Stefan J. Bos, Worthy News Chief International Correspondent
TEHRAN, IRAN (Worthy News)-- A group of ex-Muslims who converted to Christianity were preparing Wednesday, September 16, for an upcoming court hearing in Iran on suspicion of “apostasy”, after they were temporarily released on bail from one of the country's most notorious prisons, Worthy News learned.
Maryam Razandi, Ashraf Onidi, Mehdi Mohammadi, Mobina Lak, Nariman Sharifi, Shahin and Shahnam Yar-Mohammad Tosaki were freed from Tehran's Evin prison September 2 after 32 days of detention because they temporarily transferred ownership of homes to authorities as “bail security”, said Farsi Christian News Network (FCNN).
They were among 25 individuals arrested by security forces while attending a Christian gathering in Tehran, according FCNN, which is in close contact with the believers. Most were released after “extensive interrogation” but the seven converts were transferred to Evin prison, Christians said.
It was not immediately clear when the now released seven Christians would face their day in court. Elsewhere, four other Christians in the city of Rasht were due to stand trial, following their detention on July 29.
“Subsequent to their arrest and transfer to detention centers for interrogation, they were threatened with the charge of apostasy...Upon posting a bail bond of approximately $20,000 [they] were temporarily released until their court dates were determined,” FCNN said. The Christians names were not made available Wednesday, September 16, apparently amid security concerns.
Under Iran's strict interpretation of Islamic law, the Christians could face the death penalty for “apostasy” as they abandoned Islam, trial observers said. Two young women held on similar charges, Maryam Rostampour, 27, and Marzieh Amirizadeh, 30, remained detained in Evin prison.

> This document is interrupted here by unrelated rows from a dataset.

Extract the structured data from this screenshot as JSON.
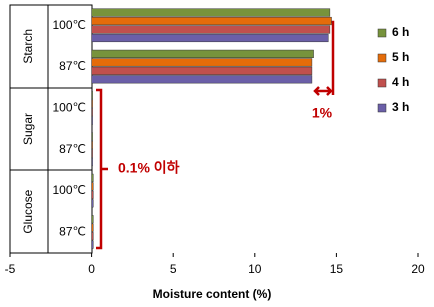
{
  "chart_data": {
    "type": "hbar",
    "categories": [
      "100℃",
      "87℃",
      "100℃",
      "87℃",
      "100℃",
      "87℃"
    ],
    "groups": [
      "Starch",
      "Sugar",
      "Glucose"
    ],
    "series": [
      {
        "name": "6 h",
        "color": "#77933c",
        "values": [
          14.6,
          13.6,
          0.05,
          0.05,
          0.1,
          0.1
        ]
      },
      {
        "name": "5 h",
        "color": "#e46c0a",
        "values": [
          14.7,
          13.5,
          0.05,
          0.05,
          0.1,
          0.1
        ]
      },
      {
        "name": "4 h",
        "color": "#c0504d",
        "values": [
          14.6,
          13.5,
          0.05,
          0.05,
          0.1,
          0.1
        ]
      },
      {
        "name": "3 h",
        "color": "#6b5fa8",
        "values": [
          14.5,
          13.5,
          0.05,
          0.05,
          0.1,
          0.1
        ]
      }
    ],
    "xlim": [
      -5,
      20
    ],
    "xticks": [
      -5,
      0,
      5,
      10,
      15,
      20
    ],
    "xlabel": "Moisture content (%)",
    "annotations": [
      "1%",
      "0.1% 이하"
    ]
  }
}
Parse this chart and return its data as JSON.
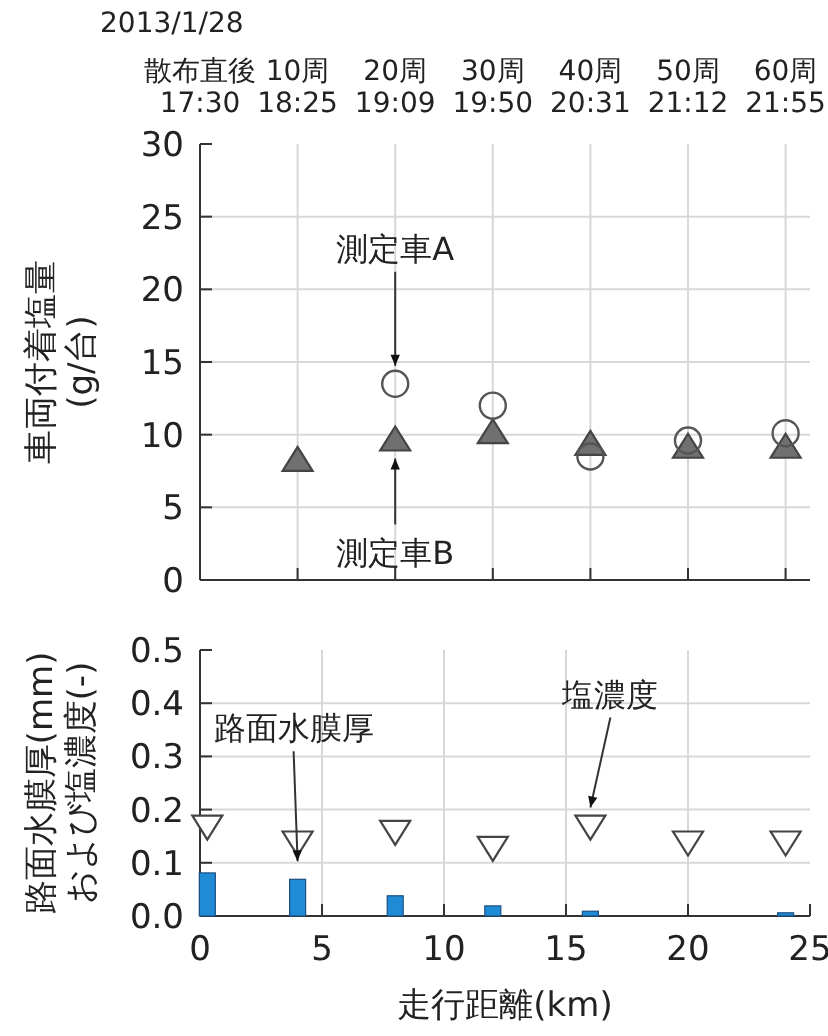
{
  "chart_data": [
    {
      "type": "scatter",
      "ylabel": "車両付着塩量\n(g/台)",
      "annotations": [
        "2013/1/28"
      ],
      "categories": [
        "散布直後\n17:30",
        "10周\n18:25",
        "20周\n19:09",
        "30周\n19:50",
        "40周\n20:31",
        "50周\n21:12",
        "60周\n21:55"
      ],
      "ylim": [
        0,
        30
      ],
      "yticks": [
        0,
        5,
        10,
        15,
        20,
        25,
        30
      ],
      "grid": true,
      "series": [
        {
          "name": "測定車A",
          "marker": "circle",
          "color": "#555555",
          "values": [
            null,
            null,
            13.5,
            12.0,
            8.5,
            9.6,
            10.1
          ]
        },
        {
          "name": "測定車B",
          "marker": "triangle",
          "color": "#707070",
          "values": [
            null,
            8.2,
            9.6,
            10.1,
            9.3,
            9.1,
            9.1
          ]
        }
      ]
    },
    {
      "type": "bar",
      "ylabel": "路面水膜厚(mm)\nおよび塩濃度(-)",
      "xlabel": "走行距離(km)",
      "xlim": [
        0,
        25
      ],
      "xticks": [
        0,
        5,
        10,
        15,
        20,
        25
      ],
      "ylim": [
        0,
        0.5
      ],
      "yticks": [
        {
          "value": 0,
          "label": "0.0"
        },
        0.1,
        0.2,
        0.3,
        0.4,
        0.5
      ],
      "grid": true,
      "series": [
        {
          "name": "路面水膜厚",
          "color": "#1f8ad6",
          "x": [
            0.3,
            4,
            8,
            12,
            16,
            20,
            24
          ],
          "values": [
            0.081,
            0.069,
            0.038,
            0.019,
            0.009,
            null,
            0.006
          ]
        },
        {
          "name": "塩濃度",
          "type": "scatter",
          "marker": "triangle",
          "color": "#444444",
          "x": [
            0.3,
            4,
            8,
            12,
            16,
            20,
            24
          ],
          "values": [
            0.17,
            0.14,
            0.16,
            0.13,
            0.17,
            0.14,
            0.14
          ]
        }
      ]
    }
  ]
}
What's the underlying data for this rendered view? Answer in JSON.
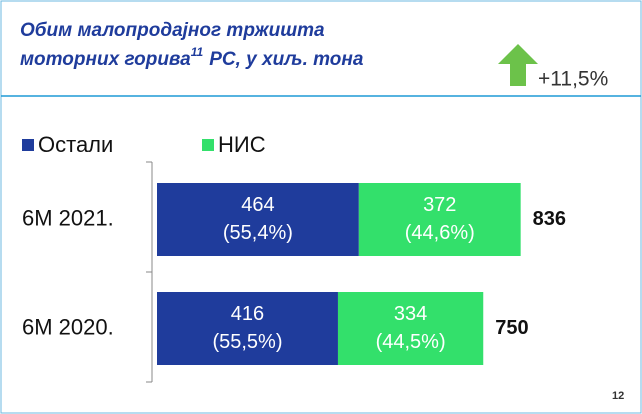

They were detained by Iranian security officers March 5 after their apartment had been searched and their Bibles and other items were confiscated, several Iranian Christians said.
When they appeared before a revolutionary court in Tehran on August 9, an Iranian public prosecutor told them to recant their Christian faith, but both women refused to do so, Worthy News and its partner agency BosNewsLife learned. They were later sent back to the prison where there health has deteriorated because of overcrowding and mistreatment, Christians said.
International rights groups have expressed concerns about the situation. “We call upon Iranian officials to respect the rights of their citizens to follow the religion of their choice,” said Jonathan Racho, the Regional Manager for Africa and the Middle East of International Christian Concern (ICC).
“Article 18 (2) of the International Covenant on Civil and Political Rights, to which Iran is a party, guarantees the freedom of citizens to follow the religion or belief of their choice. We urge Iran to respect its obligations under the international human rights law.”
ICC said it had urged its supporters to “pray for the release of Maryam and Marzieh” and “the protection and safety of the Iranian Christian converts from Islam to Christianity.”